On Wednesday, 7 February 2018 at 16:51:02 UTC, Seb wrote:
For the same reason why octal literals have been deprecated years ago:

https://dlang.org/deprecate.html#Octal%20literals

The library solution works as well and it's one of the features that are rarely used and add up to the steep learning curve.

That's actually not the reason given. Octal literals had the stupid leading 0. We should have just made it 0o instead.

The library solution does not work just as well, since it doesn't work at all in some places. Behold:

http://dpldocs.info/experimental-docs/source/core.sys.posix.fcntl.d.html#L123

   version (X86)
    {
        enum O_CREAT        = 0x40;     // octal     0100
        enum O_EXCL         = 0x80;     // octal     0200
        enum O_NOCTTY       = 0x100;    // octal     0400
        enum O_TRUNC        = 0x200;    // octal    01000


That's from druntime. The comments being there indicate the hex is not obvious in this context; the octal would be more illustrative. But the lack of use of std.conv shows it wasn't applicable where the literal was (since this is druntime, phobos isn't available).


The octal library solution is brilliant. The genius who wrote that code is clearly god-like and we should all fall to our knees and worship his superior intellect. That pattern DOES have uses.

But for octal? It was a mistake. We should have just made it 0o.

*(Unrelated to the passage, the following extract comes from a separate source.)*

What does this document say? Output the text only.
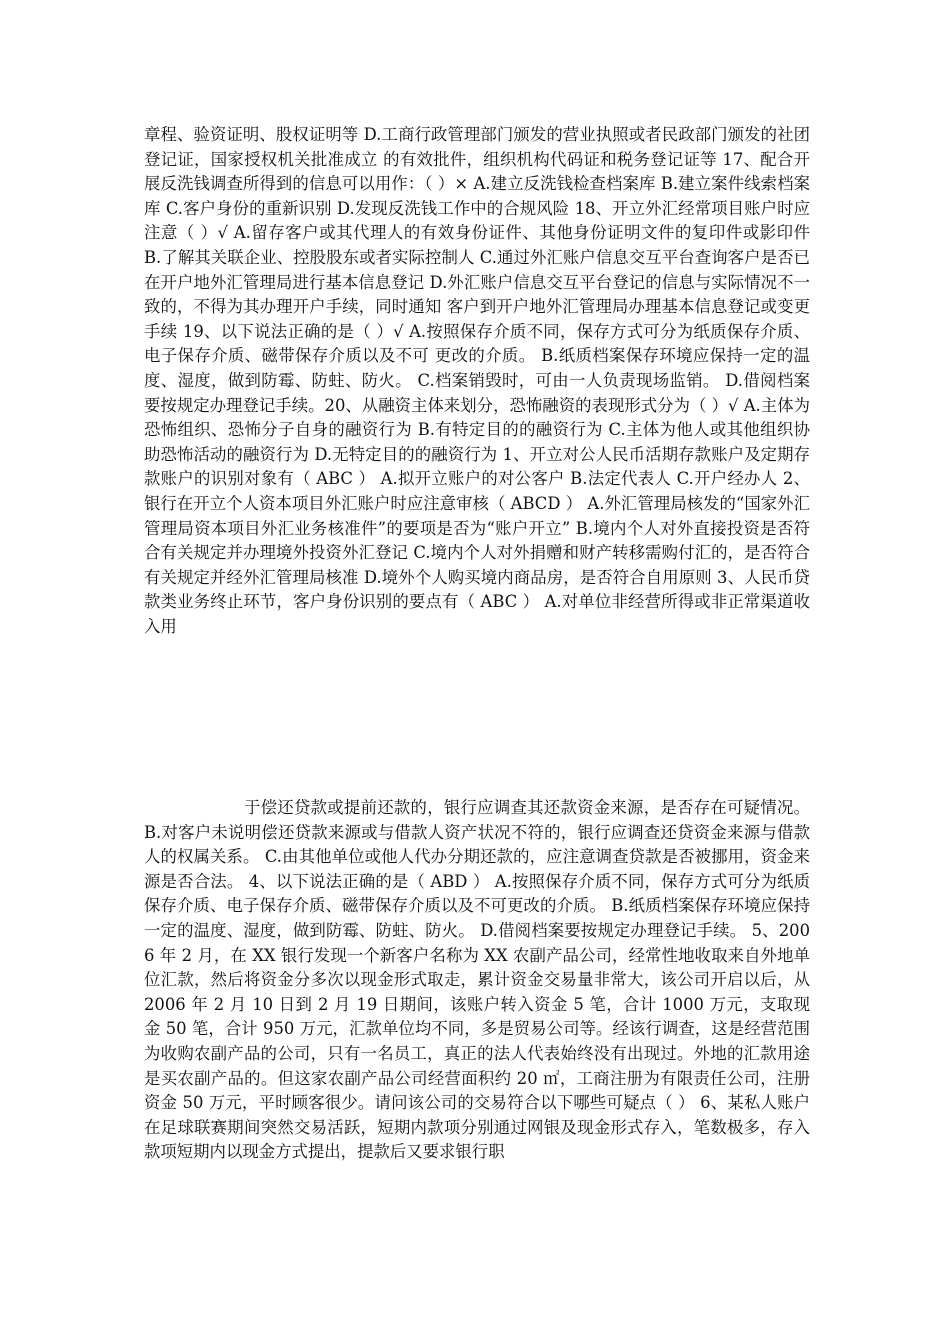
章程、验资证明、股权证明等 D.工商行政管理部门颁发的营业执照或者民政部门颁发的社团登记证，国家授权机关批准成立 的有效批件，组织机构代码证和税务登记证等 17、配合开展反洗钱调查所得到的信息可以用作：（ ）× A.建立反洗钱检查档案库 B.建立案件线索档案库 C.客户身份的重新识别 D.发现反洗钱工作中的合规风险 18、开立外汇经常项目账户时应注意（ ）√ A.留存客户或其代理人的有效身份证件、其他身份证明文件的复印件或影印件 B.了解其关联企业、控股股东或者实际控制人 C.通过外汇账户信息交互平台查询客户是否已在开户地外汇管理局进行基本信息登记 D.外汇账户信息交互平台登记的信息与实际情况不一致的，不得为其办理开户手续，同时通知 客户到开户地外汇管理局办理基本信息登记或变更手续 19、以下说法正确的是（ ）√ A.按照保存介质不同，保存方式可分为纸质保存介质、电子保存介质、磁带保存介质以及不可 更改的介质。 B.纸质档案保存环境应保持一定的温度、湿度，做到防霉、防蛀、防火。 C.档案销毁时，可由一人负责现场监销。 D.借阅档案要按规定办理登记手续。20、从融资主体来划分，恐怖融资的表现形式分为（ ）√ A.主体为恐怖组织、恐怖分子自身的融资行为 B.有特定目的的融资行为 C.主体为他人或其他组织协助恐怖活动的融资行为 D.无特定目的的融资行为 1、开立对公人民币活期存款账户及定期存款账户的识别对象有（ ABC ） A.拟开立账户的对公客户 B.法定代表人 C.开户经办人 2、银行在开立个人资本项目外汇账户时应注意审核（ ABCD ） A.外汇管理局核发的“国家外汇管理局资本项目外汇业务核准件”的要项是否为“账户开立” B.境内个人对外直接投资是否符合有关规定并办理境外投资外汇登记 C.境内个人对外捐赠和财产转移需购付汇的，是否符合有关规定并经外汇管理局核准 D.境外个人购买境内商品房，是否符合自用原则 3、人民币贷款类业务终止环节，客户身份识别的要点有（ ABC ） A.对单位非经营所得或非正常渠道收入用

于偿还贷款或提前还款的，银行应调查其还款资金来源，是否存在可疑情况。 B.对客户未说明偿还贷款来源或与借款人资产状况不符的，银行应调查还贷资金来源与借款人的权属关系。 C.由其他单位或他人代办分期还款的，应注意调查贷款是否被挪用，资金来源是否合法。 4、以下说法正确的是（ ABD ） A.按照保存介质不同，保存方式可分为纸质保存介质、电子保存介质、磁带保存介质以及不可更改的介质。 B.纸质档案保存环境应保持一定的温度、湿度，做到防霉、防蛀、防火。 D.借阅档案要按规定办理登记手续。 5、2006 年 2 月，在 XX 银行发现一个新客户名称为 XX 农副产品公司，经常性地收取来自外地单位汇款，然后将资金分多次以现金形式取走，累计资金交易量非常大，该公司开启以后，从 2006 年 2 月 10 日到 2 月 19 日期间，该账户转入资金 5 笔，合计 1000 万元，支取现金 50 笔，合计 950 万元，汇款单位均不同，多是贸易公司等。经该行调查，这是经营范围为收购农副产品的公司，只有一名员工，真正的法人代表始终没有出现过。外地的汇款用途是买农副产品的。但这家农副产品公司经营面积约 20 ㎡，工商注册为有限责任公司，注册资金 50 万元，平时顾客很少。请问该公司的交易符合以下哪些可疑点（ ） 6、某私人账户在足球联赛期间突然交易活跃，短期内款项分别通过网银及现金形式存入，笔数极多，存入款项短期内以现金方式提出，提款后又要求银行职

Similarly, I think the mistake of hex strings is that they are typed char[] instead of ubyte[]. Otherwise... they work ok. And when learning, you don't need to know every bit. You'd just ignore it unless you hit upon the niche where it matters. (that's the way I learned basically all of D. my early D code is virtually identical to my C code, a bit later, similar to old style Java code. only after being in it for a while did i go nuts mastering the language.)